C'est lui qui détient le record d'amendements au projet de loi : il en a déposé pas moins de 231, comme le note Le Monde.fr. Plus discipliné que son collègue Hervé Mariton, moins théâtral que Christine Boutin, le député PCD-UMP se bat contre le mariage pour tous mais aussi contre l'alliance civile proposée par certains députés UMP. Il fera tout pour empêcher l'adoption d'un texte qui entraînerait selon lui "un bouleversement civilisationnel" et qui "remet en cause des fondements naturels".
Jean-Jacques Urvoas, le tacticien
Président socialiste de la Commission des lois, Jean-Jacques Urvoas ne se laisse pas impressionner par l'obstruction parlementaire de l'opposition. Le député du Finistère a déjà réussi un "coup" en étudiant près de 4 000 amendements en moins d'une heure en Commission des loi, grâce à la technique de l'amendement "balai" (en les regroupant).
Jean-Jacques Urvoas a préparé les débats et s'est documenté, et, c'est Laurent Wauquiez qui en a fait les frais mercredi. L'ancien ministre UMP a défendu à la tribune une motion pour l'organisation d'un référendum sur le mariage pour tous. L'argument du président de la Commission des lois pour répondre à Laurent Wauquiez : un ouvrage de droit écrit par... Laurent Wauquiez ! Dans Les 101 mots de la démocratie française, publié en 2002, le député UMP écrivait que les "problèmes de société, tels que la peine de mort" ne pouvaient faire l'objet d'un référendum. Voilà Laurent Wauquiez mouché sous les yeux de la gauche qui jubile (voir la séquence à partir de 8'00).

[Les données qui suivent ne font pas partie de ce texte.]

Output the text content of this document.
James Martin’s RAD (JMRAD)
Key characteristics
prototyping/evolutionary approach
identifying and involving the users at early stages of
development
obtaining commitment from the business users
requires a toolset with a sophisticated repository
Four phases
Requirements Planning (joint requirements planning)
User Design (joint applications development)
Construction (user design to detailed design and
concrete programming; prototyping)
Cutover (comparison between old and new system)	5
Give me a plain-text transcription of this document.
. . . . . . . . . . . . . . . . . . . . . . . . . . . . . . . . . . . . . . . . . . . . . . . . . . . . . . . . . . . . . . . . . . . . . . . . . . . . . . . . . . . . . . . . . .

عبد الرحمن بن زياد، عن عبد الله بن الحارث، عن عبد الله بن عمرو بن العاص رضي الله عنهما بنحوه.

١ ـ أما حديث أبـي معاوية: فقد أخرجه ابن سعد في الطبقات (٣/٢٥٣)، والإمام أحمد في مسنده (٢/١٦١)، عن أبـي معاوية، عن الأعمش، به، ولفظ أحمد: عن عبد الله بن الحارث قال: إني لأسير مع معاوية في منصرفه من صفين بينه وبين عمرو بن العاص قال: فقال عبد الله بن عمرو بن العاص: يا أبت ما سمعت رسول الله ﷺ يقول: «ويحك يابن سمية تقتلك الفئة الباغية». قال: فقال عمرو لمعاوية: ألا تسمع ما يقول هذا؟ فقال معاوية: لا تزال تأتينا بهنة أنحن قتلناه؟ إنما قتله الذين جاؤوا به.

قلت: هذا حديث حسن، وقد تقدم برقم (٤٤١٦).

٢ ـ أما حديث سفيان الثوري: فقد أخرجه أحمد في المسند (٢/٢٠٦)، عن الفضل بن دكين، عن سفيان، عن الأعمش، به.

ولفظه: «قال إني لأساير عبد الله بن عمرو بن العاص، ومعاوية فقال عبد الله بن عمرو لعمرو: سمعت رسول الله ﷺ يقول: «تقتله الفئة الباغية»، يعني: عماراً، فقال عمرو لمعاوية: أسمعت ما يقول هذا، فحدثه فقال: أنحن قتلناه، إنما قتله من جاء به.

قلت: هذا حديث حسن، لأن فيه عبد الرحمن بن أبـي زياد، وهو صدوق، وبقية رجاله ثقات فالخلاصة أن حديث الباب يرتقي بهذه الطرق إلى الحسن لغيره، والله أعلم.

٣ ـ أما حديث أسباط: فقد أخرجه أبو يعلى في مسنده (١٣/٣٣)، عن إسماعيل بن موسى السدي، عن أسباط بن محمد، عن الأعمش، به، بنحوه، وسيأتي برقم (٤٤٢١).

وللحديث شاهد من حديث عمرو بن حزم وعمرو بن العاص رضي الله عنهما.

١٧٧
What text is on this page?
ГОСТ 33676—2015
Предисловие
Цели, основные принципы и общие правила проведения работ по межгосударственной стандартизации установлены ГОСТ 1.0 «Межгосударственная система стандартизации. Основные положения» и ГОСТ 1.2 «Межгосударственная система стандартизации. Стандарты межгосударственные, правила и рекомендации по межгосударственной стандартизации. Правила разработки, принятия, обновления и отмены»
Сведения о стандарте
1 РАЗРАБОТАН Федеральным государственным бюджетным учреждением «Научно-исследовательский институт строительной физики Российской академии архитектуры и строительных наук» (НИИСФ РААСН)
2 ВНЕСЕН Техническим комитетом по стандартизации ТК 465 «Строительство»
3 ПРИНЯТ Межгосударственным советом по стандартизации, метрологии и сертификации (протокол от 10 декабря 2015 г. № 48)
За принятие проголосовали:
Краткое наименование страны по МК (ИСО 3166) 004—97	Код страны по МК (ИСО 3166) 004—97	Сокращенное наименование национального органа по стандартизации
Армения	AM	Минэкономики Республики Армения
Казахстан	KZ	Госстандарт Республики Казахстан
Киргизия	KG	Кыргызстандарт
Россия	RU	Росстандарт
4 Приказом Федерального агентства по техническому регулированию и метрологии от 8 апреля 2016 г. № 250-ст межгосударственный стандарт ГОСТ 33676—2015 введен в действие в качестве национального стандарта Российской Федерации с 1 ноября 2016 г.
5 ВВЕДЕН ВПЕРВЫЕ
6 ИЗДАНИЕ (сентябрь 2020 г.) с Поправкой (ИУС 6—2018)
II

Henri Guaino, héraut de la "loi de la nature"
L'ancienne plume de Nicolas Sarkozy en fait une affaire personnelle. Mardi, Henri Guaino a présenté une motion de rejet du texte. Né de père inconnu, le député UMP a fait allusion aux "souffrances intimes (...) de tous ceux auxquels, en dépit de l'amour infini qu'ils ont reçu de ceux qui les ont élevés, il a manqué toujours et pour toute la vie une mère et un père". Elevé par deux femmes, sa mère et sa grand-mère, l'élu de l'opposition a lancé : "Il faut l'homme et la femme, le père et la mère, pour engendrer et guider l'enfant sur le chemin de la vie. Oui c'est une loi de la nature, qu'aucune loi humaine ne peut abolir."
"Ouvrir le mariage aux couples de même sexe, c'est donner le droit d'avoir des enfants à des couples auxquels la loi de la nature ne le permet pas", a martelé Henri Guaino, d'une voix chevrotante, empruntant le ton d'André Malraux et suscitant les railleries de la majorité.